Dudaklarımda çürükler vardı
dağ çiçeklerinden ötürü.
Irmaklara salardım kendimi
ruhumda kaynar adımlarla gezinen dünya
bana hain sevgilimdi
En popüler at türleri
Çok sayıda at ve midilli türü mevcuttur. Dünya çapında 350’den fazla kendine özgü ayırt edici özellikleri bulunan tür ve ırk bulunuyor. İşte bunlardan bazıları:
- Arap atı (Arabian Horse)
Özellikle Arap Yarımadası bölgesinde Arap mirasının ve kimliğinin bir parçası olan ve dünyanın en eski at ırklarından biri olan Arap atları, parlak gözleri, 145-160 cm arasında değişen uzunlukları, çok yumuşak ve parlak tüyleri gibi ayırt edici özellikleriyle bilinir. Zekasının yanı sıra çabuk öğrenen ve yüksek morale sahip olan Arap atları, hız ve dayanıklılık yarışlarına katılan en iyi at cinslerinden biri olarak bilinir. Ayrıca güçlü iradeleri nedeniyle hastalıklardan hızla iyileşme yeteneklerine sahiptir.
- Safkan at (Thoroughbred Horse)
Dünyanın en ünlü yarış atı türlerinden biri olan safkan atlar İngiltere kökenlidir. Bu tür özellikle Kuzey Amerika’da yarış atı olarak nam saldı. Sıcakkanlı at cinslerinden biridir ve akranlarından farklı bir fiziksel yapıya sahiptir. Çevikliği, yüksek hızı, canlılığı ve dayanıklılığı ile bilinir. İnce gövdesi, düz ve uzun kasları ile öne çıkar. Uzunluğu 60 ila 68 inç arasında, ağırlığı 450 ila 550 kg arasında değişir. Sportif etkinlikler, engelli atlama ve avcılık için popüler bir seçimdir.
- Amerikan atı (American Horse)
Amerikan atı, Amerika Birleşik Devletleri’ndeki en çok tercih edilen türdür. Kısa yarışlarda, genellikle çeyrek mil yarışlarında yaygındır ve kısa mesafeleri çok yüksek bir hızda kat ettiği için hızlı koşan bir attır. Nazik yapısı, hızı, çevikliği ve atletik vücudu ile öne çıkar. Uzunluğu 56 ila 64 inç arasında, ağırlığı 430 ila 545 kg arasında değişir. Dünyanın en iri atlarından biridir.
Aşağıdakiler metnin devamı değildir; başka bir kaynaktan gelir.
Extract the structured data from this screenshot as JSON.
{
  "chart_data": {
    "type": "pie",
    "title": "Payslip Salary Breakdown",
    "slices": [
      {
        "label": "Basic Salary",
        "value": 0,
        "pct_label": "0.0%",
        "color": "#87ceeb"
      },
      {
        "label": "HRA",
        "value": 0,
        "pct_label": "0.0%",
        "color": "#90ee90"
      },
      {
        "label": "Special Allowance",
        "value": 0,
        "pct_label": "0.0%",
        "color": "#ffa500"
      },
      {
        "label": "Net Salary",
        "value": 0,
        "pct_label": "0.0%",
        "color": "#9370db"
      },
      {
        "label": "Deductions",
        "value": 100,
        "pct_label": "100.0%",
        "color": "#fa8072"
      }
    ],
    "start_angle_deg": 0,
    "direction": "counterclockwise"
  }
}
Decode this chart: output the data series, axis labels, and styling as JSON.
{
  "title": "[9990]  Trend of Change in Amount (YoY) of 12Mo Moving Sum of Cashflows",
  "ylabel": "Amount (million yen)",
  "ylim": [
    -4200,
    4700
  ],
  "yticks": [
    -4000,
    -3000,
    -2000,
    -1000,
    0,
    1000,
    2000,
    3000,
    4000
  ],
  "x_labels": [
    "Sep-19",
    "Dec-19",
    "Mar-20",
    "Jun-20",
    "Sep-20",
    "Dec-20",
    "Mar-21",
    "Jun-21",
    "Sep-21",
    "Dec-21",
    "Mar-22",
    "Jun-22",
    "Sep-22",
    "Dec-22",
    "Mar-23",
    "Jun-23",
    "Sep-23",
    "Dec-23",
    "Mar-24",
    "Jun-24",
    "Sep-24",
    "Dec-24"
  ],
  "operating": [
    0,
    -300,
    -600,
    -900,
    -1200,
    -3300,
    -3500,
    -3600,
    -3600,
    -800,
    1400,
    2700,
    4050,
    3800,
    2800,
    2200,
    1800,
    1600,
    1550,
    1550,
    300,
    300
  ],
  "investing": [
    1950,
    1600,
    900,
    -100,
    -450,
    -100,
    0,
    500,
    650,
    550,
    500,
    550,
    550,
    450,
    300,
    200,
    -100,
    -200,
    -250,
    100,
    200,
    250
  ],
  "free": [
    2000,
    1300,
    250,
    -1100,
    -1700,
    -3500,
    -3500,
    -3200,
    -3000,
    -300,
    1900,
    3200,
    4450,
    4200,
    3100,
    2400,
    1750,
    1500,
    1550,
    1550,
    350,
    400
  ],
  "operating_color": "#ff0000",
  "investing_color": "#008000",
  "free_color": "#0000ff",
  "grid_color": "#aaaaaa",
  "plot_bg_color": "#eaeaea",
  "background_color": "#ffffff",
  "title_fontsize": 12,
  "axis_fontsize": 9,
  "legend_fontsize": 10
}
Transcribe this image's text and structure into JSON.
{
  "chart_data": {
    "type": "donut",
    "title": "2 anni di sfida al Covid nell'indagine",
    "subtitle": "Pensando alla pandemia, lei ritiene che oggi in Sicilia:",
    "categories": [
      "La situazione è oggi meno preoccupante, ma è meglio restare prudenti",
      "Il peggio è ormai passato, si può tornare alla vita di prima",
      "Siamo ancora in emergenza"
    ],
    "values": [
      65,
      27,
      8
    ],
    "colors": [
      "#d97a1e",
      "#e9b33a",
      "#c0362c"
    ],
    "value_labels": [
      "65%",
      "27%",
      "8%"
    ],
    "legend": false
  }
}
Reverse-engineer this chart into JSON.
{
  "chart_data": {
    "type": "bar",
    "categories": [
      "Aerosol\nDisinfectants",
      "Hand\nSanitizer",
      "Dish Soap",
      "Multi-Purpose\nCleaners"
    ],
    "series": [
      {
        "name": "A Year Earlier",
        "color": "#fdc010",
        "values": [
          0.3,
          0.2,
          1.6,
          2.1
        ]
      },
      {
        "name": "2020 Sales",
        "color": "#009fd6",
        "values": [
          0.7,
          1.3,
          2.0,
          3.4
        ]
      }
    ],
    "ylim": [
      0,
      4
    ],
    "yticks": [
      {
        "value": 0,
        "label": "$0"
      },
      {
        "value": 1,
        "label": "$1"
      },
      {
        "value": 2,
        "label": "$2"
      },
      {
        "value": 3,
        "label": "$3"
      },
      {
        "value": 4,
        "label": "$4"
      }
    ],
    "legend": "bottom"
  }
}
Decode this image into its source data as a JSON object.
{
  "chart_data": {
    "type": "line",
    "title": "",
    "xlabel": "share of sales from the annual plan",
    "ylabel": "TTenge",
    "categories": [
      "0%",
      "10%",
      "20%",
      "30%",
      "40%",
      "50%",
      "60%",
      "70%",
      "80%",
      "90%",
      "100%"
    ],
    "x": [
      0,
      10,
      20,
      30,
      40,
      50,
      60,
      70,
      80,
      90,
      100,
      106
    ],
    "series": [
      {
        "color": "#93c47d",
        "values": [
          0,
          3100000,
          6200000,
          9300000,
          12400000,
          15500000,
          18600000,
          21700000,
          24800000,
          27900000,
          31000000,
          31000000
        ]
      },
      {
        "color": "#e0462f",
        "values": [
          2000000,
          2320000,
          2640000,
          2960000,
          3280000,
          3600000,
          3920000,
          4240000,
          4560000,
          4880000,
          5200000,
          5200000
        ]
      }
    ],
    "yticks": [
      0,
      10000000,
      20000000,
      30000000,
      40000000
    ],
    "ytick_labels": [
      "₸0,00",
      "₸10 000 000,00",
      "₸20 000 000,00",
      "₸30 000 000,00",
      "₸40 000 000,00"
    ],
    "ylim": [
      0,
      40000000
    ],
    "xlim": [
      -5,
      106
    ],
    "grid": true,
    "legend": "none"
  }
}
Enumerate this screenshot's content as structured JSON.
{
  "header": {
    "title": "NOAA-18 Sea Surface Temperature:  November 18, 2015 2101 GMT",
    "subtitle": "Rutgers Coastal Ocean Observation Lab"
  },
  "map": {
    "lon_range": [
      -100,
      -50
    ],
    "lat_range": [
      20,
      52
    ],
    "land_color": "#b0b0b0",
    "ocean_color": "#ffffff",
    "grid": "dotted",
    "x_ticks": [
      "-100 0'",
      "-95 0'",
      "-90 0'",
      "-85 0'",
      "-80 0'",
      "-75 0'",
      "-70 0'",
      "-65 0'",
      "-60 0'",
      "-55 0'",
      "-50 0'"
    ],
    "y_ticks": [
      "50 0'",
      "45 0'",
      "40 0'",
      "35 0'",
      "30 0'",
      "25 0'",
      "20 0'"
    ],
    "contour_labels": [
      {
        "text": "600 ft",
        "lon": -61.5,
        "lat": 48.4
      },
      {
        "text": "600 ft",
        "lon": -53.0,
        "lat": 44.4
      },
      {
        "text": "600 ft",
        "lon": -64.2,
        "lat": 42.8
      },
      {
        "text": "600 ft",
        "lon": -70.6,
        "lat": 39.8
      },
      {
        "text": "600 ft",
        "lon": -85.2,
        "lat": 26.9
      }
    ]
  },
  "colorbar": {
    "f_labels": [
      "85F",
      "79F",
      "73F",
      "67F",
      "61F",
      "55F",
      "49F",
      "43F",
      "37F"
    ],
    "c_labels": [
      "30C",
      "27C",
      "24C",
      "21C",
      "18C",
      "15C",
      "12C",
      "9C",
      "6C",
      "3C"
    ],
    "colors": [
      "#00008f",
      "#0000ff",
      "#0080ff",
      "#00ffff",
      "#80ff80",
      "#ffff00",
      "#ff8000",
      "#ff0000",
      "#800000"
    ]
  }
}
- Endülüs atı (Andalusian Horse)
Kökeni güney İspanya’ya uzanan sıcakkanlı bir at türüdür. Zeki, hızlı ve kolay eğitilebilir özelliklere sahiptir. Deneyimli jokeyler tarafından binilmeye uygundur. Endamlı ve enerjik olmasıyla öne çıkar. Bu at türü İspanyol sinemasıyla tanındı. Engelli atlama, gösteri, eğlence, sportif etkinlikler ve kısa mesafe koşularında kullanım için idealdir.